Ayaz grinned crookedly and held up his accursed kerchief.
He removed it in the same place he had put it on, in the street near the crumbling walls. The crowds thickened as we approached the bazaar, until they were as dense as they had been that morning. Ayaz walked more slowly than before. The sun was sliding down the sky, and shadows flooded the streets.
He left me by the fountain where he had found me. I watched him slip through the crowd and disappear. Then I threaded my way—running!—through the narrow streets.
I chanted to the rhythm of my footsteps: Badar Basim, Badar Basim. Then I was through the arch to the carvers’ bazaar and into the street.
My foot began to ache again. I had a stitch in my side, and my breath came fast and hard.
At last I saw them, the high metal grillwork first and then the green door. I cut through the crowds, nearly getting stepped on by a camel, then veered into the alley and hurried to the cabinetmaker’s gate.
I knocked, but no one answered. I pushed; the gate yielded. It was open.
The courtyard was deserted. Still.
I crossed it, slipped through the open doorway to the shop. Even though the light was dim, I found it at once among the bulky shapes of chests and cabinets and shelves: my chest.
It was open.
I climbed in, adjusted the pillows and carpet, pulled the lid down over me. I lay in the dark, still breathing hard. Sandalwood. It smelled good.
Hurry, I thought. Sunset will come fast.
In
a moment, I heard footfalls from the direction of the door. I heard the rattling of the key in the chest’s lock, and then felt myself being lifted.

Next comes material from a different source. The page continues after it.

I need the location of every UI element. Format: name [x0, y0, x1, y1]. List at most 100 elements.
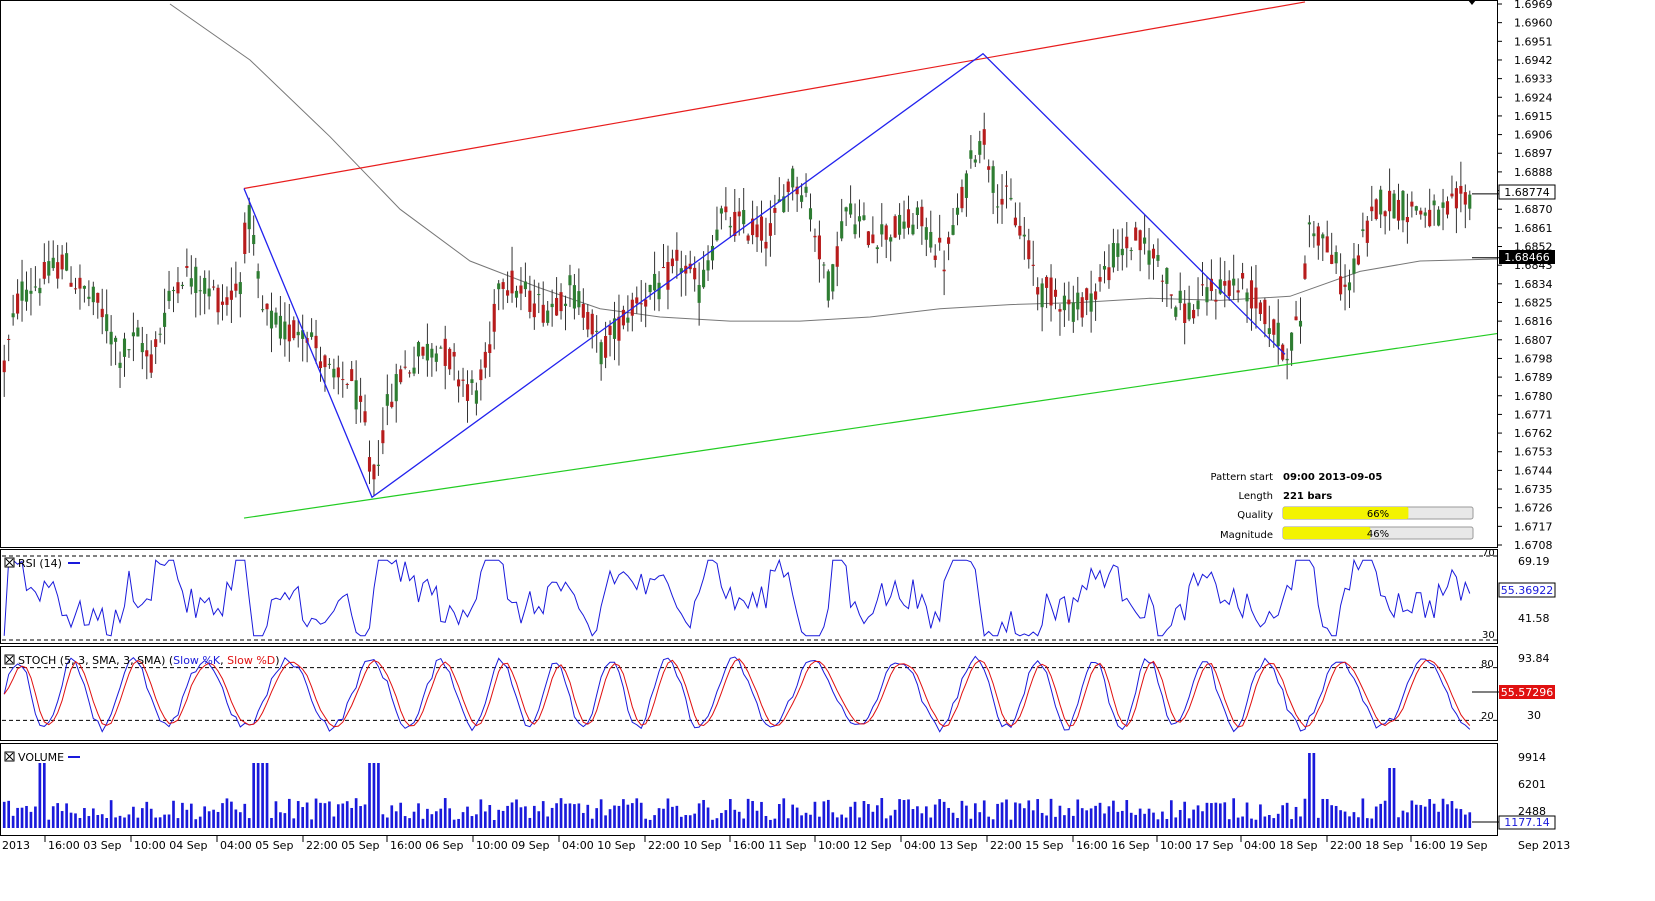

A grunting breath. Thumpings of boots on tile. The gritty feel beneath my back of the chest sliding across a wood surface, then the shrill rasp and thunk of the cart gate closing. And I was moving again, jiggling, jolting.
I could hear the creak of the wheels, the clop of a mule’s feet, voices in the street. But they were muted. There was a kind of quiet inside the chest. I thought about the storyteller’s tale, trying to engrave it in my memory: How Badar Basim had fallen in love with Princess Jauharah, but because of a family quarrel, she turned him by sorcery into a beautiful white bird with orange legs and a red bill. How the princess commanded her slave girl to take Badar Basim to a barren island to die; but the girl, Marsinah, feeling pity for him, took him to an island with many trees and fruits. How another enchantress returned him to his true form, and the king of that land fit him out with a ship and crew. Then the shipwreck, where the storyteller had left off. . .
I would have to be careful to remember everything exactly as the storyteller had told it, and not let the tale veer off in a different direction. It was a rich, exciting tale. But something bothered me about it—how Princess Jauharah had betrayed poor Badar Basim, when he loved her so well. It echoed too nearly what had happened to the Sultan himself with his unfaithful wife.
What if the story encouraged him in his belief that all women were betrayers? What if he became angry, thinking about it again? What if he took it out on Shahrazad?
There was more, the storyteller had said. Much left to tell. The blind storyteller . . . who was not blind. Could I have remembered him wrong?
Also strange was the fact that he had shown no interest in gold. A poor man like that.
And another thing. Where had he gotten the tale? A tale that Shahrazad had not heard before and was not in any of her books. And yet one which the Sultan had known since he was a boy.